Régine Komoli, un destin hors du commun d'une ex migrante devenue élue de la République.

Crédit photo Solenne Durox
Ancienne migrante et sans-domicile fixe, Régine Komokoli s’est forgée un destin inattendu en devenant conseillère départementale d’Ille-et-Vilaine. Déléguée à la protection maternelle et infantile, à la petite enfance et à la parentalité, elle est aussi la fondatrice du collectif rennais Kune, qui agit contre les violences conjugales.

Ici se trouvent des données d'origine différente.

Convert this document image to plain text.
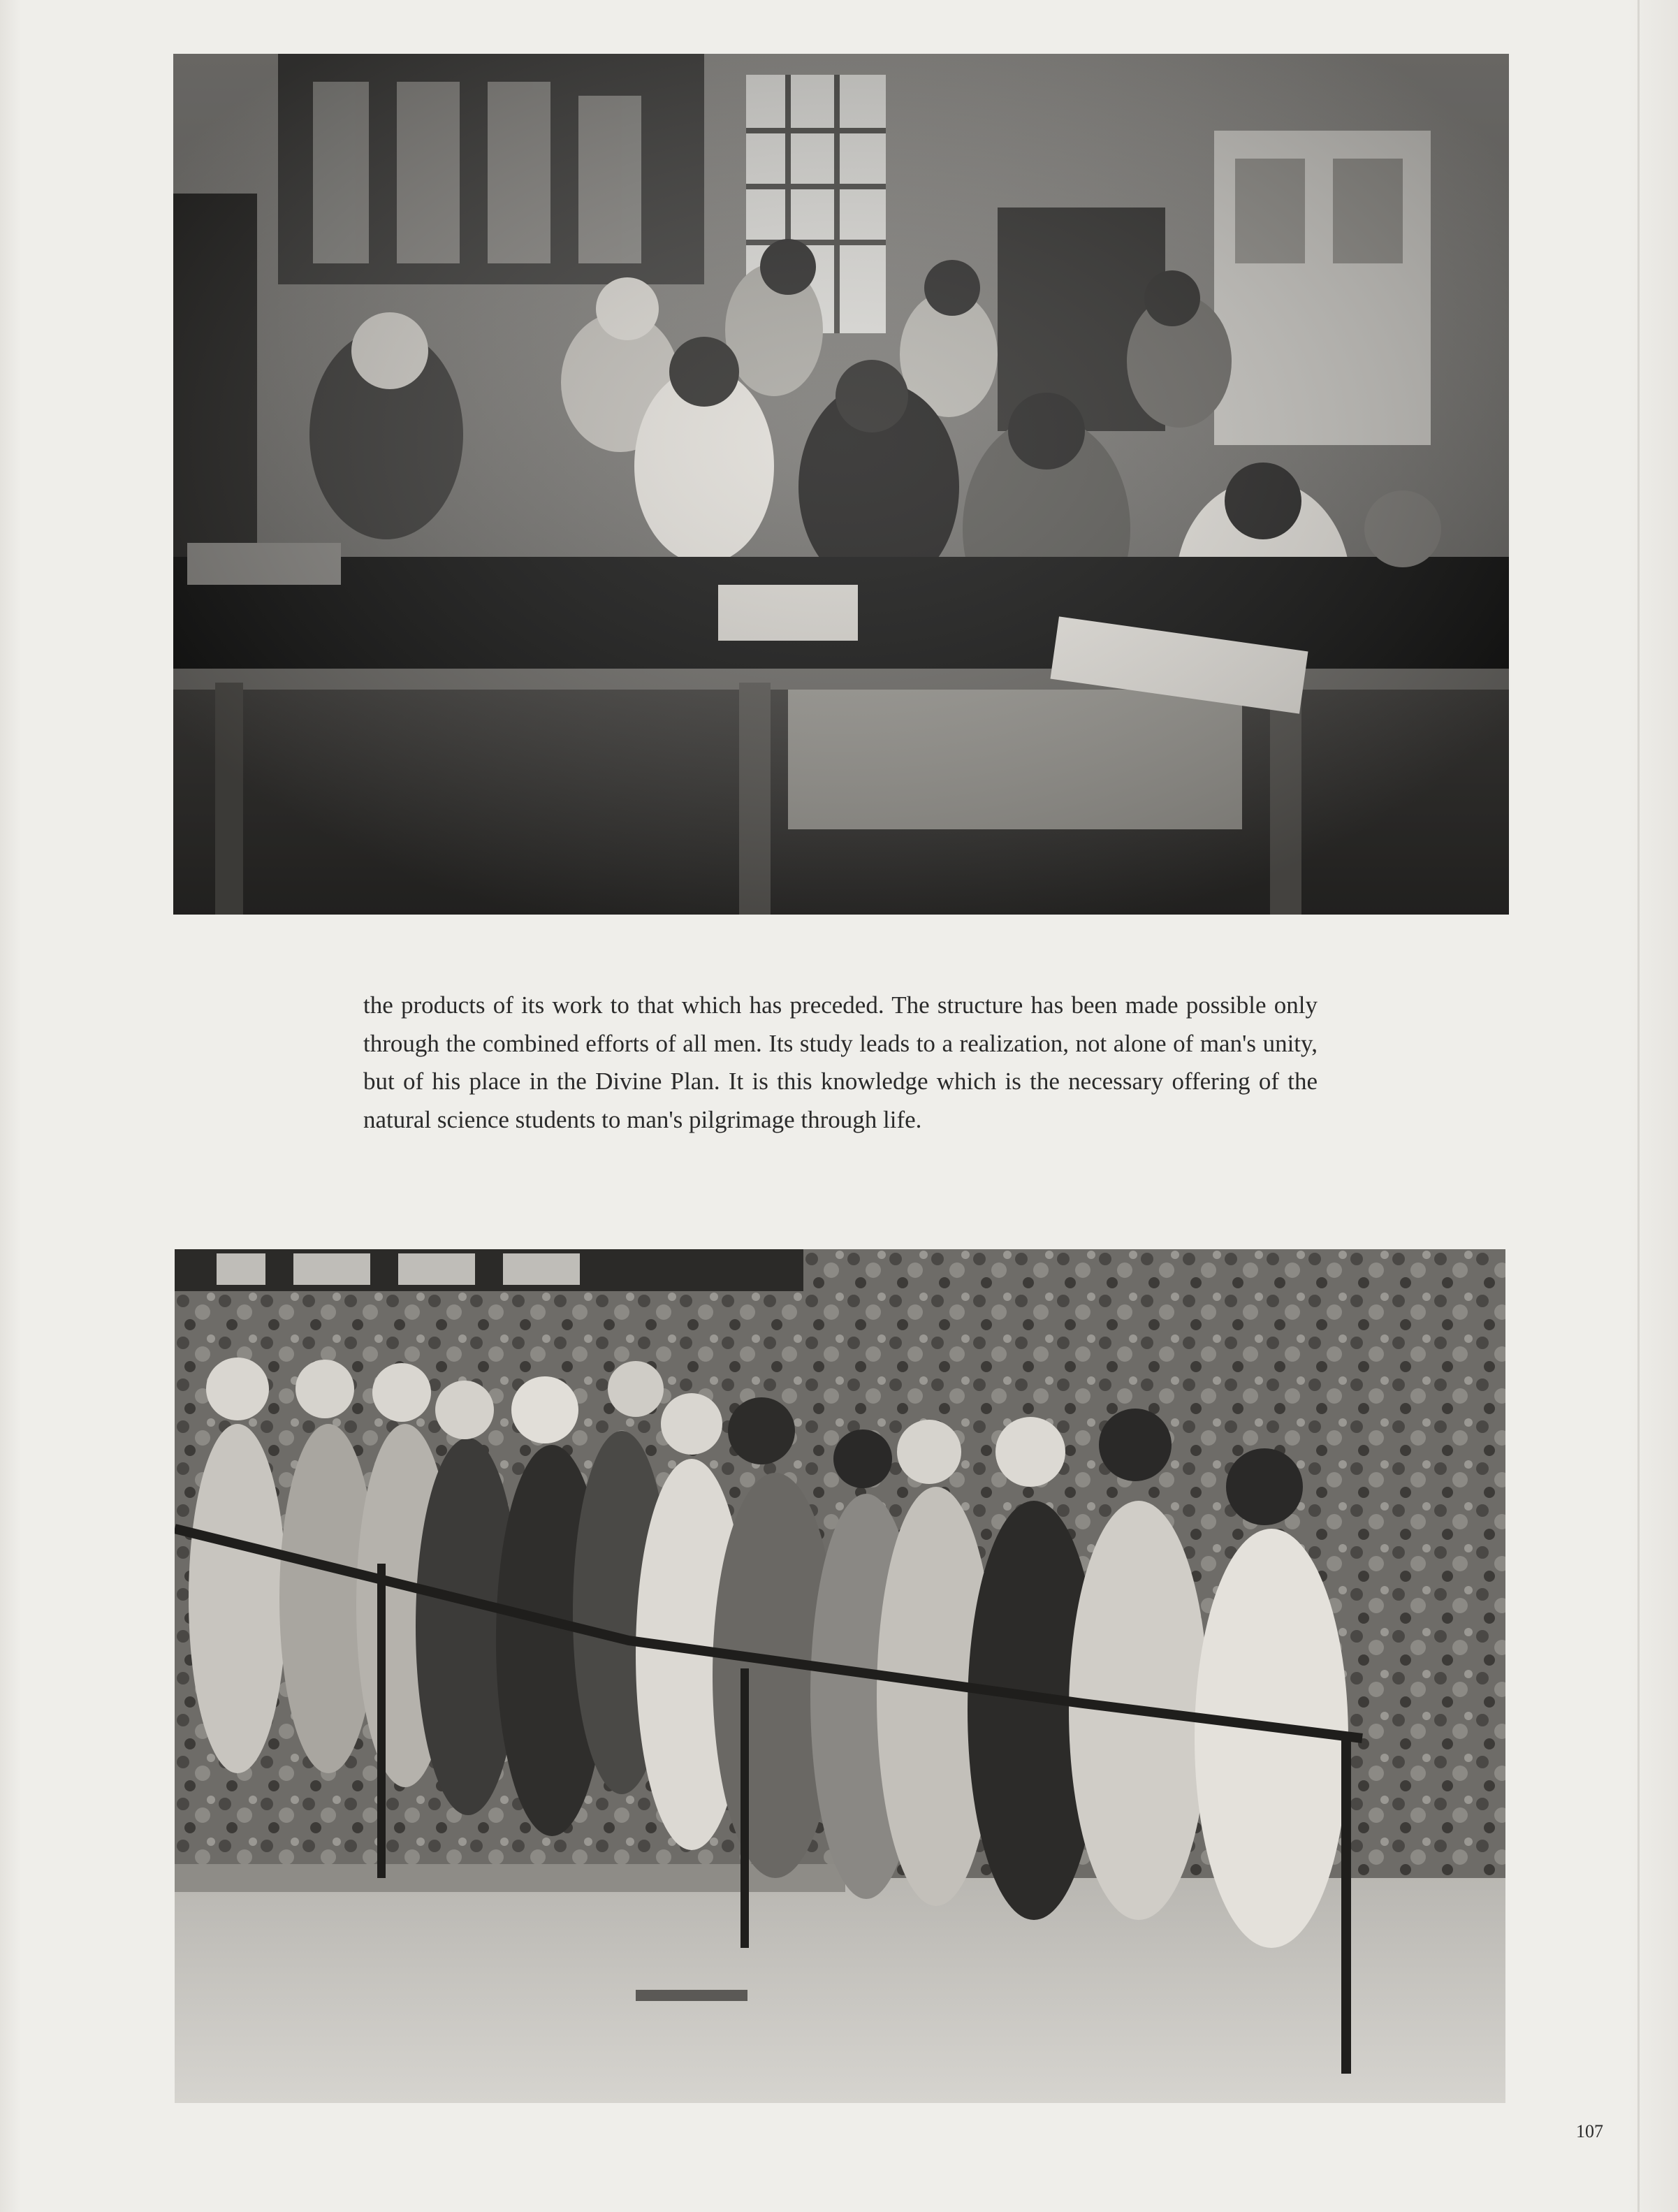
the products of its work to that which has preceded. The structure has been made possible only through the combined efforts of all men. Its study leads to a realization, not alone of man's unity, but of his place in the Divine Plan. It is this knowledge which is the necessary offering of the natural science students to man's pilgrimage through life.
107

Elle écarquille les yeux en découvrant la générosité de la salade César que le serveur lui apporte à table. Il y en a au moins pour deux personnes. Une abondance dans l’assiette qui lui coupe l’appétit. Si bien qu’après quelques bouchées, elle finit par capituler. Régine Komokoli n’est pourtant pas le genre de femme à abdiquer, bien au contraire, et ce malgré les épreuves rencontrées. Pendant longtemps, cette Rennaise de 41 ans, au sourire communicatif, a été silencieuse. Trop longtemps. Aujourd’hui, elle ne manque jamais l’occasion de s’exprimer et de se faire la porte-parole de celles qui se cachent pour souffrir. Régine Komokoli a grandi en République centrafricaine. Elle y a connu la pauvreté, la guerre. « J’ai perdu des proches et j’ai payé cher ma condition d’adolescente », précise-t-elle. Désignée par sa famille pour rejoindre la route de l’exil, elle est arrivée en France en 2000, sans papiers.

 

La voix des sans-voix

Son parcours a été celui d’une femme migrante, avec empilement de toutes les précarités. Sous la menace d’une expulsion qui la renverrait chez elle, la jeune femme a été exploitée sexuellement en échange d’un toit. Jusqu’à ce qu’un Français lui tende la main et lui propose un mariage blanc. Elle a 19 ans, lui 57. « Il disait vouloir me rendre service sans rien attendre en retour, mais dès qu’on a été unis, il a voulu consommer le mariage. J’ai donc été violée légalement », raconte Régine Komokoli qui a fini par divorcer. « Des situations comme cela, il y en a plein. Quand tu regardes les statistiques, il y a beaucoup plus de garçons mineurs non accompagnés. Personne ne se demande où sont les filles qui arrivent en France. Elles sont tout simplement embrigadées dans des mariages », ajoute-t-elle.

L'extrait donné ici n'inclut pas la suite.